Reason to belive in God (#2): My students have told me that at times I sound like a preacher in class. Not because I tell them how to think, but because my energy and rhythm make me sound like I am channeling MLK. Maybe I missed my calling. Well, this blog is an opportunity to share my thoughts, honest and unedited. And my thoughts often turn to the question of God.
Let me try out an idea on you. Science tells us that nature is locked in an iron grip of cause and effect, and scientific thinking has an amazing record of success...with the one crucial exception of human beings. Brilliant men have attempted to understand and predict human behavior for a very long time, yet I contend that we have made practically no progress here. Bentham? Yawn. Marx? C'mon. Freud? What a joke. Skinner? Do I look like a lab rat to you? Wilson? Well maybe, but do I look like a lab rat to you?

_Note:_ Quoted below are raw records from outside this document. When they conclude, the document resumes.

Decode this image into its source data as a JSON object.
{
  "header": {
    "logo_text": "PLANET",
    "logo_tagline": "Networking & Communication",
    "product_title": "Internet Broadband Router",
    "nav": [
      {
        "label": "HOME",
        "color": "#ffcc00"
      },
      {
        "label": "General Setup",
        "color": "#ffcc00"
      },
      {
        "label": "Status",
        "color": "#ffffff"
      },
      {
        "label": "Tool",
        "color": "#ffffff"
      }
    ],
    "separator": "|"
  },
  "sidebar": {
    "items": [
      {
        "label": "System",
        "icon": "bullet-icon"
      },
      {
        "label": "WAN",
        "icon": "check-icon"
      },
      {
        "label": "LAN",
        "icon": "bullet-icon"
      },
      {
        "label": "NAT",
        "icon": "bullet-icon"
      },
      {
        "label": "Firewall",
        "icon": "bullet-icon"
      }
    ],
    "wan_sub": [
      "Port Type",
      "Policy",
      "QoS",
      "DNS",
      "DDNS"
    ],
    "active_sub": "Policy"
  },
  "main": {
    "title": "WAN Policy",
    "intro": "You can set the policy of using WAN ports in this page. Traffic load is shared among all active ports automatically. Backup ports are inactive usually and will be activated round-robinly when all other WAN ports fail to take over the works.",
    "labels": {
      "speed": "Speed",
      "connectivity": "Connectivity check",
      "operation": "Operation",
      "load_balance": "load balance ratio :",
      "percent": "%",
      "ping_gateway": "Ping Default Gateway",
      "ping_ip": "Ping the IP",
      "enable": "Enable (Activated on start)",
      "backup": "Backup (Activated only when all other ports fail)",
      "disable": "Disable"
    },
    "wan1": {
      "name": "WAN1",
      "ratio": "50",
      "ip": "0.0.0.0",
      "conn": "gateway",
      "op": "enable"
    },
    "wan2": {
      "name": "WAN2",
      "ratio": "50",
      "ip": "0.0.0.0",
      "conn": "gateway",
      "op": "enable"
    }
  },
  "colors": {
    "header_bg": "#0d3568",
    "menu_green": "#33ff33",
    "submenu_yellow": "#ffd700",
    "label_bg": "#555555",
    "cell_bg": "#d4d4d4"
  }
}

Now it is not my intention to identify every possible reason why scientific methods have failed to succeed in the social sciences where they have been so wildly successful in the real sciences. But I contend that one cause of the problem is that, unlike everywhere else in nature, there is considerable indeterminacy in human behavior. While carefully done research with a long list of risk factors may be able explain perhaps 50% of the sample's variation in individual behavior, this is far from 100%, and it is unable to predict what Joe (subject number 24) will do. Even the sharpest social scientist is very likely to be wrong if he ventures to predict that, "Joe will do X." Humans have much more control over their destinies than does a horseshoe crab.
So the evidence suggests that humans have somehow escaped (to some extent) the bone-crushing determinism of the universe. Events that don't follow the laws of nature are called miracles. How can Man ever transcend nature's machinery? The theological answer is that God touched him with just a bit of His own freedom.